Da Redação
Reforma aprovada por unanimidade
A Assembleia Nacional da Venezuela aprovou nesta quinta-feira (29) reforma parcial da lei de hidrocarbonetos. A medida reduz significativamente o controle estatal sobre operações petrolíferas vigentes há duas décadas.
A reforma cria oportunidades para o setor privado e investimento estrangeiro. Também permite o reconhecimento da arbitragem internacional em disputas de investimento.

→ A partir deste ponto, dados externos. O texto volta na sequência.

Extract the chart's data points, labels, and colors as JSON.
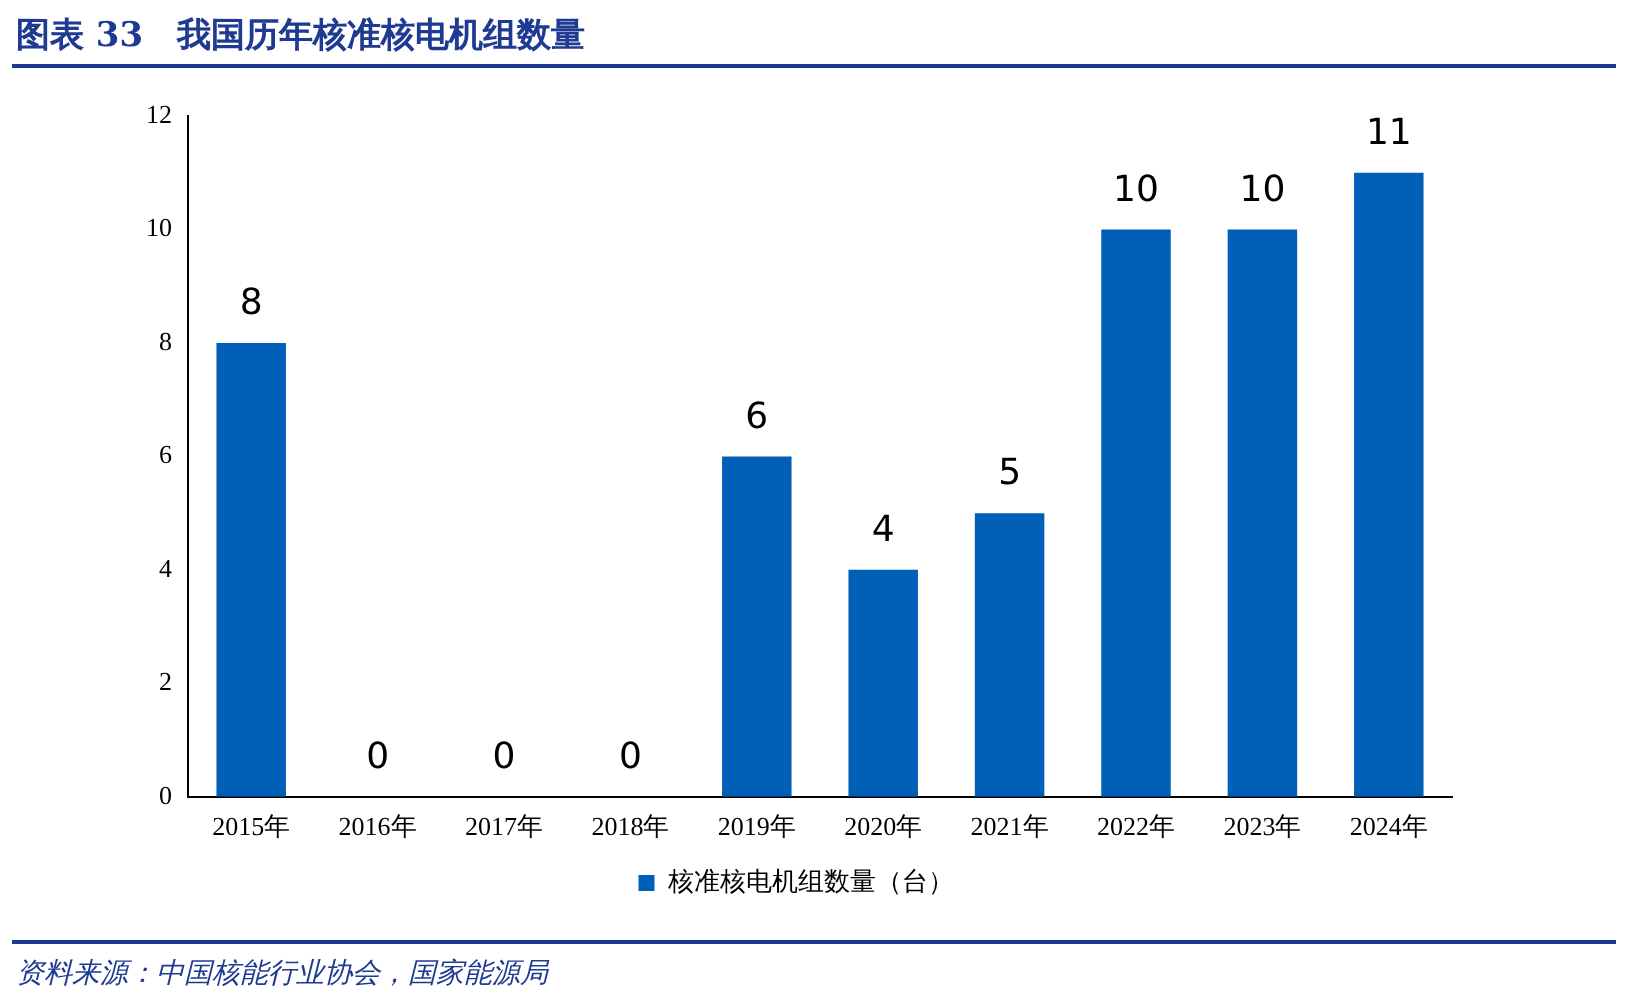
{
  "chart_data": {
    "type": "bar",
    "title": "图表 33　我国历年核准核电机组数量",
    "categories": [
      "2015年",
      "2016年",
      "2017年",
      "2018年",
      "2019年",
      "2020年",
      "2021年",
      "2022年",
      "2023年",
      "2024年"
    ],
    "series": [
      {
        "name": "核准核电机组数量（台）",
        "color": "#0060b8",
        "values": [
          8,
          0,
          0,
          0,
          6,
          4,
          5,
          10,
          10,
          11
        ]
      }
    ],
    "ylim": [
      0,
      12
    ],
    "yticks": [
      0,
      2,
      4,
      6,
      8,
      10,
      12
    ],
    "grid": false,
    "legend": "bottom",
    "data_labels": true,
    "annotations": [
      "资料来源：中国核能行业协会，国家能源局"
    ]
  }
}
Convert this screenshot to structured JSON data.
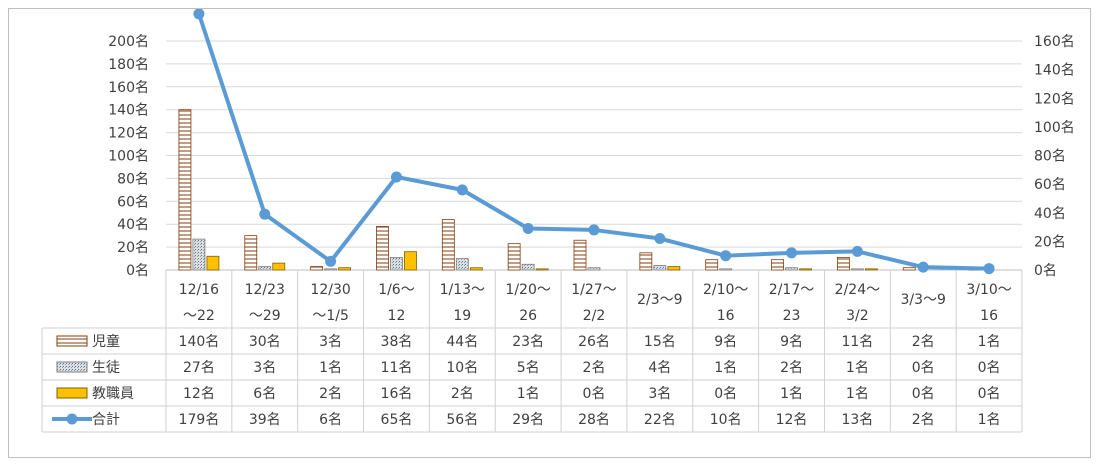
{
  "chart_data": {
    "type": "bar",
    "title": "",
    "categories": [
      [
        "12/16",
        "～22"
      ],
      [
        "12/23",
        "～29"
      ],
      [
        "12/30",
        "～1/5"
      ],
      [
        "1/6～",
        "12"
      ],
      [
        "1/13～",
        "19"
      ],
      [
        "1/20～",
        "26"
      ],
      [
        "1/27～",
        "2/2"
      ],
      [
        "2/3～9"
      ],
      [
        "2/10～",
        "16"
      ],
      [
        "2/17～",
        "23"
      ],
      [
        "2/24～",
        "3/2"
      ],
      [
        "3/3～9"
      ],
      [
        "3/10～",
        "16"
      ]
    ],
    "series": [
      {
        "name": "児童",
        "type": "bar",
        "axis": "left",
        "values": [
          140,
          30,
          3,
          38,
          44,
          23,
          26,
          15,
          9,
          9,
          11,
          2,
          1
        ],
        "labels": [
          "140名",
          "30名",
          "3名",
          "38名",
          "44名",
          "23名",
          "26名",
          "15名",
          "9名",
          "9名",
          "11名",
          "2名",
          "1名"
        ],
        "pattern": "horizontal-stripes-brown"
      },
      {
        "name": "生徒",
        "type": "bar",
        "axis": "left",
        "values": [
          27,
          3,
          1,
          11,
          10,
          5,
          2,
          4,
          1,
          2,
          1,
          0,
          0
        ],
        "labels": [
          "27名",
          "3名",
          "1名",
          "11名",
          "10名",
          "5名",
          "2名",
          "4名",
          "1名",
          "2名",
          "1名",
          "0名",
          "0名"
        ],
        "pattern": "dotted-gray"
      },
      {
        "name": "教職員",
        "type": "bar",
        "axis": "left",
        "values": [
          12,
          6,
          2,
          16,
          2,
          1,
          0,
          3,
          0,
          1,
          1,
          0,
          0
        ],
        "labels": [
          "12名",
          "6名",
          "2名",
          "16名",
          "2名",
          "1名",
          "0名",
          "3名",
          "0名",
          "1名",
          "1名",
          "0名",
          "0名"
        ],
        "color": "#ffc000"
      },
      {
        "name": "合計",
        "type": "line",
        "axis": "right",
        "values": [
          179,
          39,
          6,
          65,
          56,
          29,
          28,
          22,
          10,
          12,
          13,
          2,
          1
        ],
        "labels": [
          "179名",
          "39名",
          "6名",
          "65名",
          "56名",
          "29名",
          "28名",
          "22名",
          "10名",
          "12名",
          "13名",
          "2名",
          "1名"
        ],
        "color": "#5b9bd5"
      }
    ],
    "left_axis": {
      "ylim": [
        0,
        200
      ],
      "ticks": [
        "0名",
        "20名",
        "40名",
        "60名",
        "80名",
        "100名",
        "120名",
        "140名",
        "160名",
        "180名",
        "200名"
      ]
    },
    "right_axis": {
      "ylim": [
        0,
        160
      ],
      "ticks": [
        "0名",
        "20名",
        "40名",
        "60名",
        "80名",
        "100名",
        "120名",
        "140名",
        "160名"
      ]
    },
    "grid": true,
    "legend": "data-table",
    "bar_outline": "#843c0c"
  }
}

Promulgação e contexto político
A presidente interina Delcy Rodríguez promulgou a lei em evento televisionado com trabalhadores petrolíferos. A aprovação ocorre quatro semanas após captura de Nicolás Maduro por forças militares americanas.
Diálogo com Estados Unidos
Rodríguez confirmou telefonema de Donald Trump e Marco Rubio na quinta-feira. Os líderes discutiram reabertura do espaço aéreo comercial e flexibilização de restrições aos investidores.
Trump também anunciou reabertura do espaço aéreo venezuelano para voos comerciais. O Departamento do Tesouro começou a flexibilizar sanções ao petróleo venezuelano.
Mudanças na legislação
A reforma estabelece limite de royalties de 30% na extração de petróleo. O poder executivo poderá definir percentuais para cada projeto conforme necessidades de investimento.
Investidores assumirão custos operacionais e riscos de financiamento. As mudanças buscam atrair empresas petrolíferas americanas que hesitaram em retornar ao país.
Garantias de soberania
Rodríguez reafirmou que a lei respeita a soberania nacional sobre recursos energéticos. Os campos de petróleo permanecerão como propriedade do Estado venezuelano.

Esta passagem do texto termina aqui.